Researchers have discovered why some individuals experience itchiness after being exposed to allergens or mosquito bites, while others do not. Their study indicates that this mechanism could be a target for preventing allergic reactions in model systems prior to human trials.
What causes some people to itch after a mosquito bite or an allergic reaction to dust or pollen, while others remain unaffected? A recent investigation has uncovered the reasons for these variations, identifying the interplay between immune and nerve cells that results in itch sensations. The study, led by allergy and immunology experts at Massachusetts General Hospital, which is part of the Mass General Brigham healthcare network, successfully obstructed this pathway in preclinical research, revealing a potential new treatment for allergies. These findings were published in Nature.
“Our findings provide insight into why, in a world full of allergens, some individuals develop allergic reactions while others do not,” explained senior author Caroline Sokol, MD, PhD, who practices in the Allergy and Clinical Immunology Unit at MGH and is an assistant professor at Harvard Medical School. “By mapping out the pathway that influences allergen sensitivity, we have discovered a new cellular and molecular network that could be targeted to manage and prevent allergic responses, including itching. Our preclinical evidence suggests this might also be applicable to humans.”
While the immune system is essential for detecting bacteria and viruses and launching long-lasting immune responses, it plays a secondary role when it comes to allergens. In individuals who have not previously encountered allergens, sensory nerves respond directly to these allergens, causing itchiness and prompting local immune cells to trigger an allergic response. Those with chronic allergies may experience ongoing itch due to the immune system’s influence on these sensory nerves.

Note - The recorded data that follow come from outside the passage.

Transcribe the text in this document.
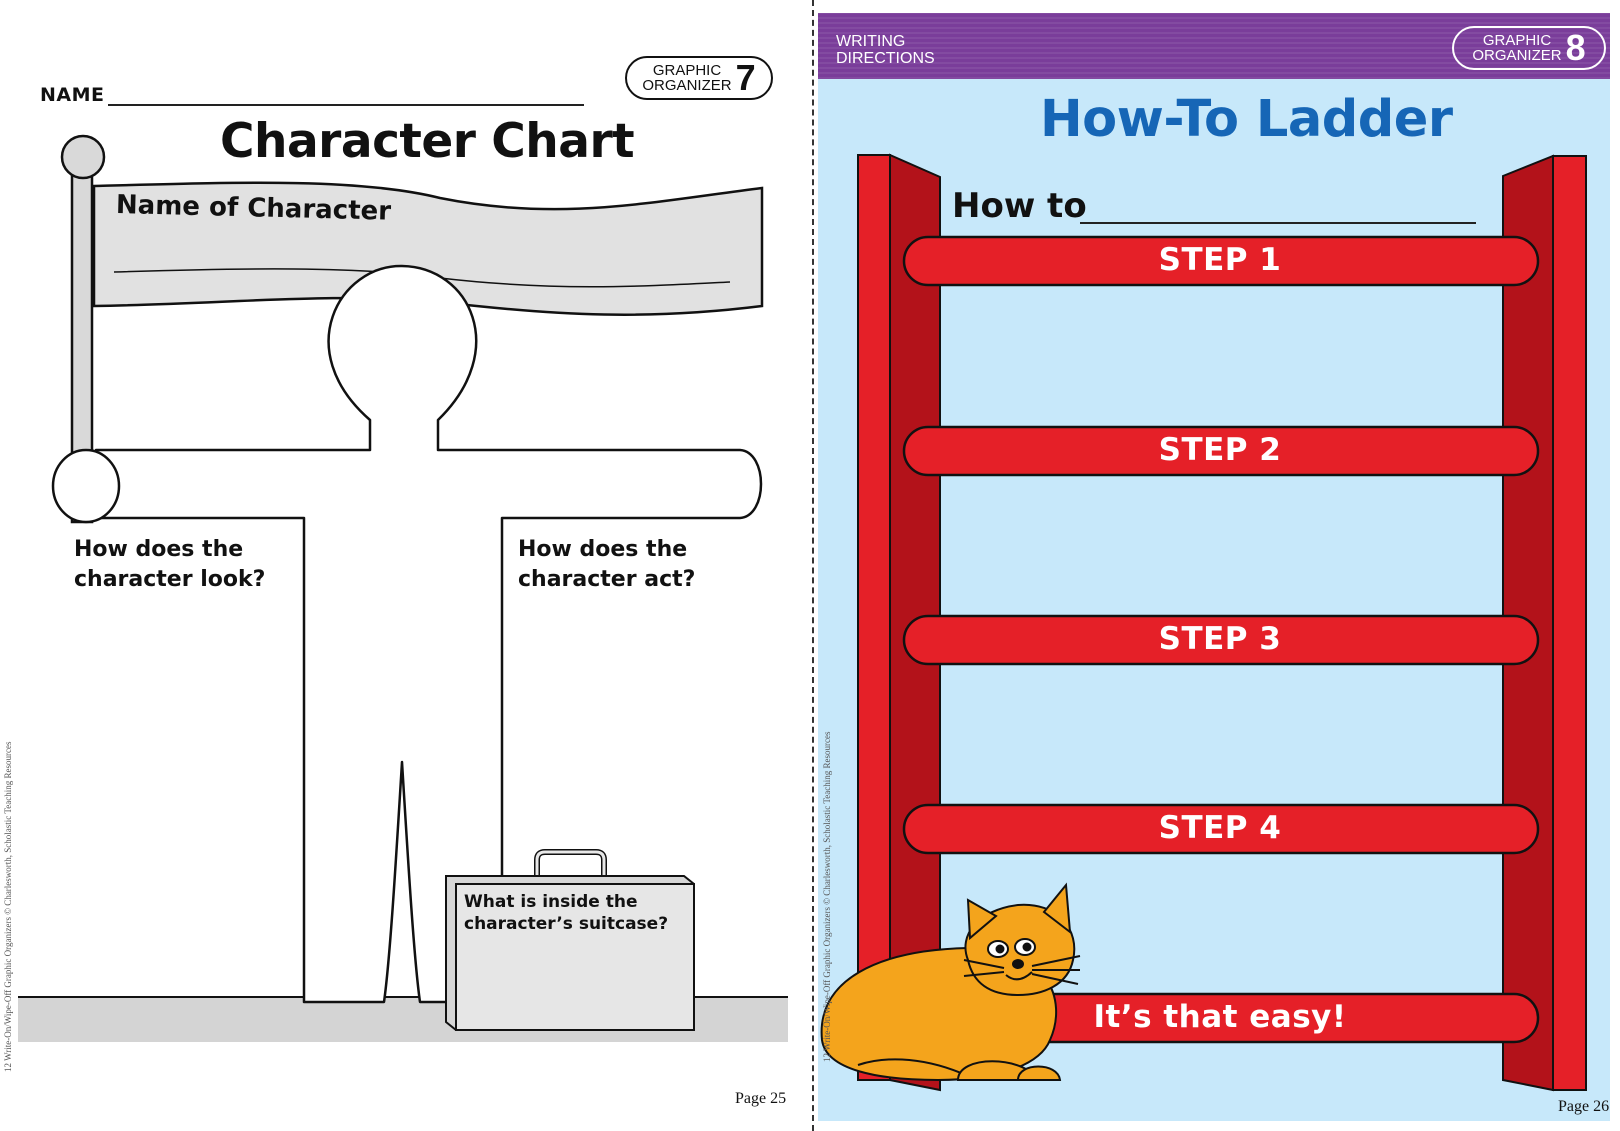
NAME
GRAPHIC
ORGANIZER 7
Character Chart
Name of Character
How does the
character look?
How does the
character act?
What is inside the
character’s suitcase?
Page 25
12 Write-On/Wipe-Off Graphic Organizers © Charlesworth, Scholastic Teaching Resources
WRITING
DIRECTIONS
GRAPHIC
ORGANIZER 8
How-To Ladder
How to
STEP 1
STEP 2
STEP 3
STEP 4
It’s that easy!
Page 26
12 Write-On/Wipe-Off Graphic Organizers © Charlesworth, Scholastic Teaching Resources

Prior research from Sokol’s team established that the sensory nervous system in the skin, particularly the neurons that trigger itch, can directly recognize allergens that possess protease activity, a common characteristic among various allergens. The researchers hypothesized that innate immune cells could set a “threshold” in sensory neurons for reacting to allergens, potentially affecting allergy susceptibility in different people.

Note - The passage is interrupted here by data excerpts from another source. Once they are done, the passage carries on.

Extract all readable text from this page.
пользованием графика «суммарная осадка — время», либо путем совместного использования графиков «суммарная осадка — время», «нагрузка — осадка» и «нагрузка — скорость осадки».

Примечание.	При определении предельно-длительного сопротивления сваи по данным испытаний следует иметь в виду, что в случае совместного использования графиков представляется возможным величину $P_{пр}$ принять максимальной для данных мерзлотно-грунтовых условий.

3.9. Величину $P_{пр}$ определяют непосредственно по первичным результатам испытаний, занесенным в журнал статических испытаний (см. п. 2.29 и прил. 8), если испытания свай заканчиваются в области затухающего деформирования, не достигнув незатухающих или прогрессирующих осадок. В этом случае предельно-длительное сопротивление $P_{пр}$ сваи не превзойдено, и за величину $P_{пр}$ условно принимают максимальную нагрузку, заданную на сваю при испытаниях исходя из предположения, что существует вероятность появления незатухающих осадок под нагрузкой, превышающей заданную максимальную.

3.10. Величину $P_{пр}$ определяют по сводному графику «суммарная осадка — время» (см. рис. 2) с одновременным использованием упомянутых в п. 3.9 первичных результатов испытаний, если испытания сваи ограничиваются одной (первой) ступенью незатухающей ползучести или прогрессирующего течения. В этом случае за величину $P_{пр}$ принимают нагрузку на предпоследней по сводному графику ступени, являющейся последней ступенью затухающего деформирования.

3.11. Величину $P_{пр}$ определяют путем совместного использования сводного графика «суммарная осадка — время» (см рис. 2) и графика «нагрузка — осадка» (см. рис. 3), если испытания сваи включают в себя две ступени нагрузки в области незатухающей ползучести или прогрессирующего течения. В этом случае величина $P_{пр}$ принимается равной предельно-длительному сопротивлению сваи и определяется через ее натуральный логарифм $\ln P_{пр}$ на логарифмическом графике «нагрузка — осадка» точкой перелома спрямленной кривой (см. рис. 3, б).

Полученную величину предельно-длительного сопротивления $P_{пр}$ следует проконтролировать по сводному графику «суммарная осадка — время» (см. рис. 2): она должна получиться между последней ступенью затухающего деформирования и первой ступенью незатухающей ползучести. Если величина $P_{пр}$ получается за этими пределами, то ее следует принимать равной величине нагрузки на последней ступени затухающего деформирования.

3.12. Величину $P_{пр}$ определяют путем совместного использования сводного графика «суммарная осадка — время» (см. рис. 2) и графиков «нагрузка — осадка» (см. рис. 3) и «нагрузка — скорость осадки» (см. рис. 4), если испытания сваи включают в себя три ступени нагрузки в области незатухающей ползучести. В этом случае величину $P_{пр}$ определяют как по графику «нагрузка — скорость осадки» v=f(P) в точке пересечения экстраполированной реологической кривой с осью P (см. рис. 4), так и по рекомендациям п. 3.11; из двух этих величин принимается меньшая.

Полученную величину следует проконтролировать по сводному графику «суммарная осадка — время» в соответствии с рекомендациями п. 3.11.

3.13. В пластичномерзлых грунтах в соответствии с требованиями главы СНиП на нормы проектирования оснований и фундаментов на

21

The team conducted various cellular analyses and genetic sequencing to uncover the underlying mechanisms. They discovered a particular yet poorly understood type of immune cell in the skin, termed GD3 cells, which release a molecule called IL-3 in response to environmental stimuli such as the microbes typically found on the skin. IL-3 works directly on certain itch-responsive sensory neurons, enhancing their sensitivity to even minimal exposure to protease allergens, which originate from common sources like house dust mites, molds, and mosquitoes. Although IL-3 heightens the sensitivity of sensory nerves to allergens, it does not trigger itchiness on its own. The researchers found that this entire process involves a signaling pathway that increases the production of specific molecules, initiating an allergic reaction.
Further experiments in mouse models demonstrated that eliminating IL-3 or GD3 cells, or inhibiting downstream signaling pathways, rendered the mice resistant to allergic itch and the immune responses triggered by allergens.

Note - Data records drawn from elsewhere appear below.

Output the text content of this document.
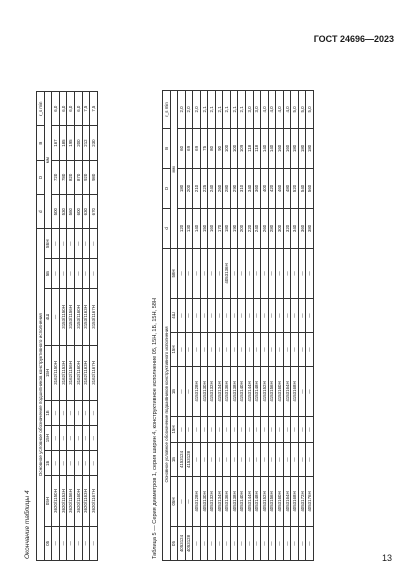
ГОСТ 24696—2023
Окончание таблицы 4
Основное условное обозначение подшипников конструктивного исполнения									d	D	B	r_s min
05	05H	1Б	15H	1Б	15H	4Ш	5Б	5БH	мм			
—	3620/1150Н	—	—	—	3162/1150Н	—	—	—	500	720	167	6,0
—	3620/1153Н	—	—	—	3162/1153Н	3153/1150Н	—	—	530	780	185	6,0
—	3620/1156Н	—	—	—	3162/1156Н	3153/1156Н	—	—	560	820	195	6,0
—	3620/1160Н	—	—	—	3162/1160Н	3153/1160Н	—	—	600	870	200	6,0
—	3620/1163Н	—	—	—	3162/1163Н	3153/1163Н	—	—	630	920	212	7,5
—	3620/1167Н	—	—	—	3162/1167Н	3153/1167Н	—	—	670	980	230	7,5
Таблица 5 — Серия диаметров 1, серия ширин 4, конструктивное исполнение 05, 15H, 1Б, 15H, 58H Основное условное обозначение подшипников конструктивного исполнения								d	D	B	r_s min
05	05H	1Б	15H	1Б	15H	4Ш	58H	мм			
4053124	—	4153124	—	—	—	—	—	120	180	60	2,0
4053128	—	4153128	—	—	—	—	—	130	200	69	2,0
—	4053128Н	—	—	4153128Н	—	—	—	140	210	69	2,0
—	4053130Н	—	—	4153130Н	—	—	—	150	225	75	2,1
—	4053132Н	—	—	4153132Н	—	—	—	160	240	80	2,1
—	4053134Н	—	—	4153134Н	—	—	—	170	260	90	2,1
—	4053136Н	—	—	4153136Н	—	—	4053136Н	180	280	100	2,1
—	4053138Н	—	—	4153138Н	—	—	—	190	290	100	2,1
—	4053140Н	—	—	4153140Н	—	—	—	200	310	109	2,1
—	4053144Н	—	—	4153144Н	—	—	—	220	340	118	3,0
—	4053148Н	—	—	4153148Н	—	—	—	240	360	118	3,0
—	4053152Н	—	—	4153152Н	—	—	—	260	400	140	4,0
—	4053156Н	—	—	4153156Н	—	—	—	280	420	140	4,0
—	4053160Н	—	—	4153160Н	—	—	—	300	460	160	4,0
—	4053164Н	—	—	4153164Н	—	—	—	320	480	160	4,0
—	4053168Н	—	—	4153168Н	—	—	—	340	520	180	5,0
—	4053172Н	—	—	—	—	—	—	360	540	180	5,0
—	4053176Н	—	—	—	—	—	—	380	560	180	5,0
13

Given that the immune cells in these mouse models share similarities with those in humans, the authors conclude that these findings may shed light on the pathway’s significance in human allergies.
“Our data indicate that this pathway likely exists in humans as well, suggesting that targeting the IL-3-related signaling pathway may lead to the development of new allergy prevention therapies,” stated Sokol. “Crucially, if we can identify the specific factors that activate GD3 cells and initiate the IL-3 signaling mechanism, we could intervene and not only comprehend but also prevent allergic sensitization.”
Disclosures: Sokol serves as a paid consultant for Bayer and Merck and receives research funding from GSK. Aderhold currently works for Werewolf Therapeutics. McAlpine is a paid consultant for Granite Bio. Woolf is associated with multiple organizations including Nocion Therapeutics, QurAlis, and BlackBox Bio and serves on the scientific advisory boards for several companies. Villani has a financial interest in 10X Genomics, which produces gene sequencing technology utilized in this research.
Funding: This study was supported by grant no. T32HL116275 and a Catalyst Research grant from the National Eczema Association, among other NIH grants and various scholarships.